Hicimos promesas cuando fuimos bautizados, y recibidos como miembros de la iglesia, cuando nos casamos, bautizamos a nuestros hijos; y al consagrarnos en la sociedad femenil o de esfuerzo cristiano. ¿Cuántas de estas promesas estamos cumpliendo?

El maligno  roba nuestras palabras de manera que lo que hacemos contradiga lo que decimos. Así consigue quitarnos credibilidad, confianza y poder. Una vez que perdemos esto, cuando hablamos, nadie hace caso; sus pensamientos son: “primero que lo haga él”; “él lo dice, pero no lo hace, ¿por qué tengo que hacerlo yo?”.

El robo de nuestras palabras nos lleva a la falta de integridad, y esto es como una bola de nieve que crece, hasta que estamos mal en muchas áreas de nuestra vida. Por el Eso el Señor nos dice que cuando hacemos promesa no tardemos en cumplirla, para que no se nos olvide y nos sea robada.

LA IMPLANTACIÓN DE LA PALABRA DEL ENEMIGO, Mateo 16.21-23.

El malo no solamente roba la Palabra de Dios o nuestras palabras, sino que siembra la suya, una semilla mala. Un ejemplo de esto es el caso del discípulo Pedro. Tan pronto como había declarado que Jesucristo es el Hijo del Dios viviente, Pedro le dijo al Señor que no le aconteciera lo concerniente a su crucifixión. Nuestro Señor le dijo: apártate de mí Satanás.

No significa que el diablo poseyó el corazón de Pedro, sino que Satanás influyó en la mente de Pedro, con el pensamiento de aquel tiempo. La cultura judía era que se podía ser salvo con oración, las obras o la Ley; así es que los judíos no tenían la mentalidad de la necesidad de un Salvador de sus pecados; ellos esperaban un Mesías civil, que los liberara del poder de Roma. Pedro se dejó llevar por esta cultura y por eso se puso como Satanás, en contra del propósito salvador de Jesucristo por medio de la cruz.

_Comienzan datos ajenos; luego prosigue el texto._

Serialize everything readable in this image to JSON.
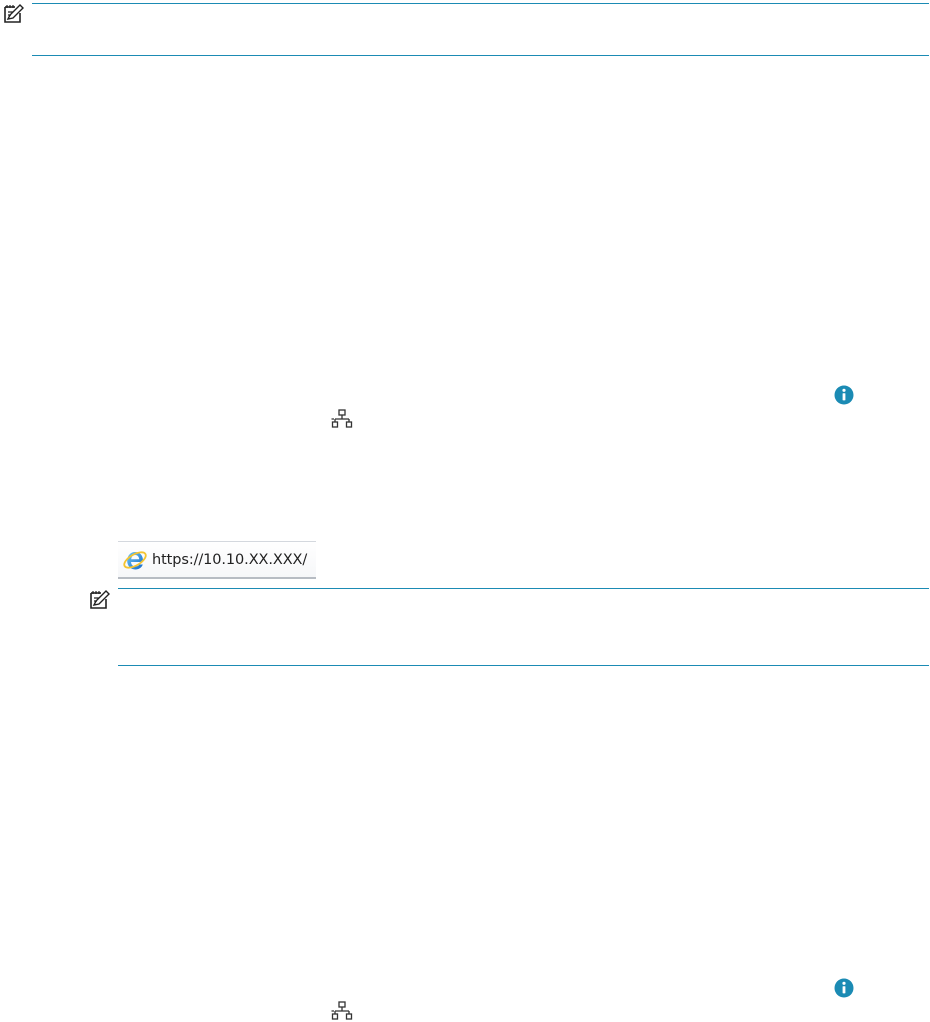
{
  "note_1": {
    "icon": "note-icon",
    "rule_color": "#1b8bb4"
  },
  "step_block_1": {
    "info_icon": "info-icon",
    "info_icon_color": "#1b8bb4",
    "network_icon": "network-icon"
  },
  "address_bar": {
    "browser_icon": "internet-explorer-icon",
    "url": "https://10.10.XX.XXX/"
  },
  "note_2": {
    "icon": "note-icon",
    "rule_color": "#1b8bb4"
  },
  "step_block_2": {
    "info_icon": "info-icon",
    "info_icon_color": "#1b8bb4",
    "network_icon": "network-icon"
  }
}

El maligno sigue usando la influencia de la cultura para sembrar sus ideas malas. Por ejemplo en las redes sociales. Cuando nuestros contactos suben pensamientos que parecen buenos, y damos un me gusta; como el que dice: “ayúdate, que yo te ayudaré”. O cuando compartimos ideas que son malas a simple vista, como groserías o mensajes de protesta en contra de los gobiernos. Estamos permitiendo que la palabra del enemigo se siembre en nuestra vida.

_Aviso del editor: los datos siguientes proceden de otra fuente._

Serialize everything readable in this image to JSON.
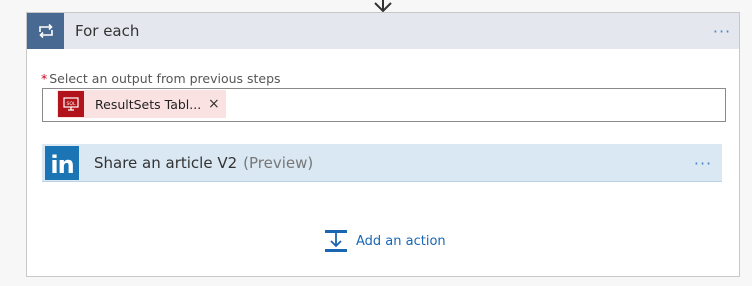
{
  "foreach": {
    "title": "For each",
    "more_label": "···",
    "icon": "loop-icon"
  },
  "select_output": {
    "required_mark": "*",
    "label": "Select an output from previous steps",
    "token": {
      "icon": "sql-icon",
      "label": "ResultSets Tabl...",
      "remove_label": "×"
    }
  },
  "action": {
    "title": "Share an article V2",
    "badge": "(Preview)",
    "logo_text": "in",
    "more_label": "···"
  },
  "add_action": {
    "label": "Add an action",
    "icon": "add-action-icon"
  },
  "colors": {
    "foreach_icon_bg": "#486991",
    "header_bg": "#e4e7ee",
    "sql_red": "#b1141b",
    "token_bg": "#fbe2e2",
    "linkedin_blue": "#1b75b4",
    "action_bg": "#d9e8f3",
    "link_blue": "#1a66b3"
  }
}
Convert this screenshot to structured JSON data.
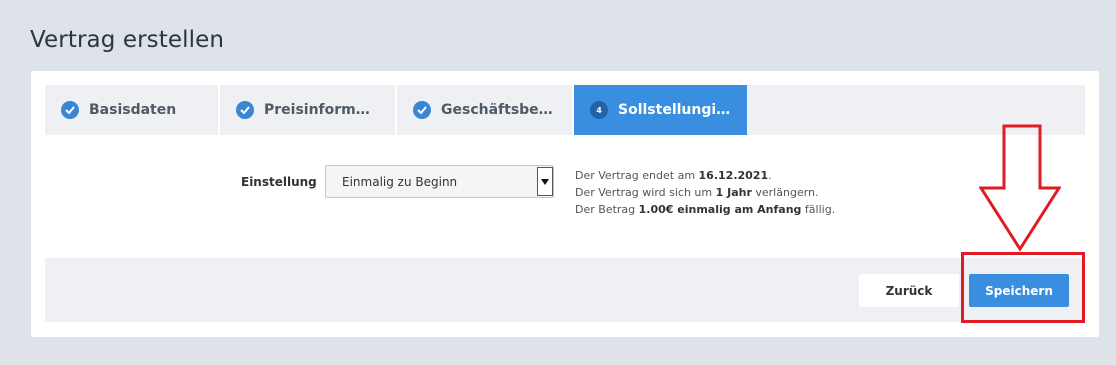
{
  "page": {
    "title": "Vertrag erstellen"
  },
  "tabs": [
    {
      "label": "Basisdaten",
      "state": "done"
    },
    {
      "label": "Preisinform…",
      "state": "done"
    },
    {
      "label": "Geschäftsbe…",
      "state": "done"
    },
    {
      "label": "Sollstellungi…",
      "state": "active",
      "number": "4"
    }
  ],
  "form": {
    "label": "Einstellung",
    "select_value": "Einmalig zu Beginn"
  },
  "info": {
    "line1_pre": "Der Vertrag endet am ",
    "line1_bold": "16.12.2021",
    "line1_post": ".",
    "line2_pre": "Der Vertrag wird sich um ",
    "line2_bold": "1 Jahr",
    "line2_post": " verlängern.",
    "line3_pre": "Der Betrag ",
    "line3_bold": "1.00€ einmalig am Anfang",
    "line3_post": " fällig."
  },
  "footer": {
    "back_label": "Zurück",
    "save_label": "Speichern"
  },
  "colors": {
    "accent": "#3a8ee0",
    "annotation": "#e01b24",
    "background": "#dee2e9"
  }
}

Pero es nuestro deber estar vigilantes para que Satanás no ponga sus palabras en nuestro corazón, y no nos aparte del camino de nuestro Salvador Jesucristo.

HERMANOS: ¿Cómo evitar que seamos robados?

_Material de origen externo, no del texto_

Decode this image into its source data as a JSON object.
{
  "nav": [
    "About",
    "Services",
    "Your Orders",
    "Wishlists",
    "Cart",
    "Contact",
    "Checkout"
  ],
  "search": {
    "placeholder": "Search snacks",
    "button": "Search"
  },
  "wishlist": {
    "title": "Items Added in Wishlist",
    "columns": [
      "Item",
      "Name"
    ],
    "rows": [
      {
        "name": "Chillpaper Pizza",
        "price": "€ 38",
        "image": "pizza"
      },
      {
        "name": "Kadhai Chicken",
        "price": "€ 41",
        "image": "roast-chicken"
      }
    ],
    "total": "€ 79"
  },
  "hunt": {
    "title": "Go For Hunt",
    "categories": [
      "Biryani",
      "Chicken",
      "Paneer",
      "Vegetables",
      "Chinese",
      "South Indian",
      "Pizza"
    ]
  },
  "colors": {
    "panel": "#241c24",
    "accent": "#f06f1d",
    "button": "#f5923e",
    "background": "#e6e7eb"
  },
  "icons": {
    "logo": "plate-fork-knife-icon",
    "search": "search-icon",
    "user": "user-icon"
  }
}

Primeramente con oración. Debemos orar antes de leer, meditar, estudiar o escuchar la Palabra de Dios, para que el Espíritu Santo sea nuestro Maestro. Y también debemos orar al terminar para que el maligno no robe la Palabra.

En segundo lugar debemos, poner atención en la Palabra de Dios para entenderla. No podemos darnos la concesión de recibir la Palabra sin entenderla. Porque precisamente el malo la roba cuando no ha sido comprendida. Podemos preguntar a los maestros y pastores cuando tengamos dudas. Nunca nos quedemos sin entender las Escrituras.

Y debemos llenar nuestra vida de la Palabra de Dios, en lugar de citar palabras de hombres, y ponerla en nuestro perfil, mejor compartamos la bendita Palabra de Dios.

Si evitamos que la Palabra nos sea robada, podremos ser como la buena tierra que lleva mucho fruto para la honra y gloria de nuestro Dios.